Achtsamkeitstraining

Achtsamkeitsbasierte Verfahren, die ursprünglich der buddhistischen Tradition entspringen, haben zur Emotionsregulation und zur Behandlung von affektiven Störungen den Eingang in die Praxis der Psychologie gefunden, wobei zahlreiche Programme zum Umgang mit Stress und negativen Emotionen entwickelt wurden. Die Ergebnisse von Evaluationsstudien zeigen, dass das achtsamkeitsbasierte Training sowohl in klinischen als auch in nicht-klinischen Populationen zur Reduzierung der Symptome von Stress, Angst und Depression führt sowie einen effektiven Umgang mit Emotionen schult.

Achtsamkeitsforscher unterscheiden zwischen dem „Tun“ und dem „Sein“, denn sobald eine Tätigkeit einen Zweck hat, befindet man sich in einem funktionalen Modus, d. h. im Fokus liegt ein Ziel, das jemand in Zukunft erreichen möchte. Im Sein-Modus hingegen gibt man sich einer Tätigkeit hin, ohne damit irgendein Ergebnis anzustreben. Im Sein-Modus liegt der Fokus auf dem Hier und Jetzt, nicht auf einem möglichen Ziel in der Zukunft. Wer etwa eine halbe Stunde Klavier übt, um ein neues Stück zu erlernen, ist im Tun-Modus, aber wer sich ohne viel Nachzudenken an das Instrument setzt und einfach vor sich hin spielt, befindet sich im Sein-Modus. Es geht also darum aufzuhören, einem Ziel hinterherzurennen, was aber vielen Menschen nur sehr selten gelingt, denn Menschen haben sich daran gewöhnt, immer etwas zu tun. Das Nichtstun sollte man daher täglich in kleinen Schritten üben, etwa beim Warten auf die Straßenbahn oder den Bus, in der Zeit, bis das Teewasser kocht oder der Kaffee durch die Kaffeemaschine gelaufen ist, oder wenn man in einer langen Schlange an der Supermarktkasse steht. Man kann aber auch nach der Bestellung in einem Restaurant oder Café die Zeit, bis das Bestellte gebracht wird, für eine solche Auszeit des Nicht-Tuns nutzen. Die Augen sollte man dabei aber offen halten und den Augenblick wahrnehmen, so wie er ist und nichts anderes tun.

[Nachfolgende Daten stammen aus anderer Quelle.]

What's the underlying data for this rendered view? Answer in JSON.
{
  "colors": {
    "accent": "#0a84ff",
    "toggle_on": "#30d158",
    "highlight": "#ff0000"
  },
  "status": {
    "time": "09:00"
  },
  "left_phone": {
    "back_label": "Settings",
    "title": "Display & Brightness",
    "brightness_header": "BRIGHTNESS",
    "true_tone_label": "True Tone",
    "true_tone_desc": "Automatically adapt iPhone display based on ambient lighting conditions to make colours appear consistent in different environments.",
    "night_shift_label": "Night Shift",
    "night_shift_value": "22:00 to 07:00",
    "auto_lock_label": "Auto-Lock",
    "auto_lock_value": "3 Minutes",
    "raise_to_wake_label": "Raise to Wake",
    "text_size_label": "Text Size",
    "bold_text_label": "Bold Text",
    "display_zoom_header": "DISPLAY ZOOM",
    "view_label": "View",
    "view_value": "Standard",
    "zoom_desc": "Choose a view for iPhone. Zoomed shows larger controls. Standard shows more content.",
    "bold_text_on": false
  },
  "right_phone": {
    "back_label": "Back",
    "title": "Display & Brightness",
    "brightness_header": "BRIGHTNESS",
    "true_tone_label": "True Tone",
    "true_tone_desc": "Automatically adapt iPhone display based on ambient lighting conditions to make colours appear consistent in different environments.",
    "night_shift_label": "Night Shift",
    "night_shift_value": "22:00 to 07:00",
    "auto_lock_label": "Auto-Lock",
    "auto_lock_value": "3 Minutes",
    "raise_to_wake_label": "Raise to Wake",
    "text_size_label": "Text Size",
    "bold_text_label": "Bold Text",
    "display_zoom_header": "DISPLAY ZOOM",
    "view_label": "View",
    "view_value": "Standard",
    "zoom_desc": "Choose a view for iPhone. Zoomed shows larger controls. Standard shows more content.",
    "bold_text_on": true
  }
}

Wer schon einmal selber Erfahrungen mit Achtsamkeitstraining und Meditation gesammelt hat, weiß, dass das gar nicht so einfach ist, denn bloß ruhig zu sitzen und den Geist im Augenblick zu verankern, fällt vielen Menschen äußerst schwer. Allzu schnell wandern die eigenen Gedanken zum nächsten Projekt oder es gibt eigentlich ja doch noch so viel zu tun!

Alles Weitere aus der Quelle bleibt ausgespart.